Liputan6.com, Jakarta - Musim ini mungkin jadi yang paling dinantikan sepanjang masa oleh pencinta Liga Inggris, khususnya Manchester United (MU). Sebab, pergerakan di bursa transfer sangat sibuk dan MU sukses datangkan beberapa nama tenar.
Pasukan Jose Mourinho ini mendatangkan beberapa nama yang menjadi pelengkap puzzle tim. Romelu Lukaku, Nemanja Matic, dan Victor Lindelof diprediksi bakal jadi amunisi yang mengerikan buat mereka.
Advertisement
Jelas, judul artikel ini membuat kecewa fans MU. Tapi faktanya, meski sudah gelontorkan banyak uang, Red Devils sedikit ketinggalan dalam persiapan klub.
Jika dibandingkan Liverpool, Chelsea, Arsenal atau Manchester City, MU kerap tidak mendapatkan pemain yang dibidik. Salah satunya yaitu Alvaro Morata, James Rodriguez dan Ivan Perisic.
Untuk lebih jauhnya, kami mencoba menguraikan alasan mengapa MU tak akan juara Liga Inggris musim ini. Berikut kami sajikan kami kutip dari Sportskeeda:
5. Skuat Tidak Memiliki Keseimbangan
Ini mungkin sedikit kontroversial. Tapi, andai ditilik lebih dalam, skuat United terdapat celah menganga. Kedatangan Victor Lindelof menambah kekuatan pertahanan, tapi pada lini tengah dan serangan mereka tidak memiliki kekuatan yang diperlukan untuk bersaing jauh di Liga Inggris.
Sebagian besar pemain di lini tengah tidak memberi mereka banyak variasi taktik. Kedatangan Nemanja Matic membantu. Tapi dia sama sekali tidak mewakili pemain yang United butuhkan. Ketiadaan pemain kompeten dari sayap juga menjadi perhatian, itulah sebabnya mereka menginginkan Ivan Perisic.

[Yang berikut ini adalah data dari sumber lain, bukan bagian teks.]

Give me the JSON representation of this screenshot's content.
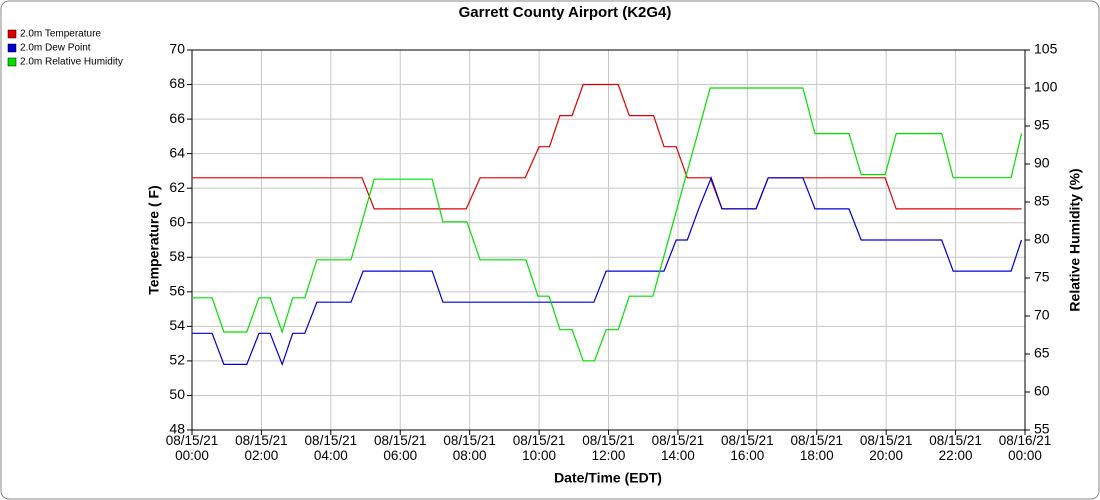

Ada nama Henrikh Mkhitaryan sebenarnya yang bisa bermain dalam peran itu. Tapi, dia lebih baik berada di tengah.
Mereka membutuhkan satu pemain untuk memperbaiki masalah ini dan seseorang seperti Emil Forsberg atau Ivan Perisic bisa jadi jawaban. Saat ini, sepertinya tak ada sinyal United akan kembali datangkan pemain pada 18 hari tersisa di pasar
4. Juan Mata Jarang Dimaksimalkan
Sesuatu yang hilang. Inilah pemikiran yang pasti muncul di benak fans yang menyaksikan laga Piala Super Eropa antara Manchester United dan Real Madrid. Tim tampak sangat tergesa-gesa dan tak memperlihatkan transisi yang bagus.
Perbedaan antara kelas di dua tim tampak jelas. Hal ini membuat kesimpulan bahwa Mourinho perlu menambahkan pemain kreatif lain dalam tim untuk bergabung dengan titik-titik lemah skuat.
Mereka sejatinya sudah memilikinya dalam diri Juan Mata. Namun, desakan Mourinho untuk memiliki tim yang ketat bahkan dengan mengorbankan kebebasan kreatif adalah sesuatu yang membuat Mata tersingkir.
Sebenarnya, pemain Spanyol tersebut telah sering digunakan di United daripada di Chelsea oleh Mourinho. Tapi, dia masih belum jadi yang utama seperti kala perkuat Chelsea sebelum kedatangan Mourinho.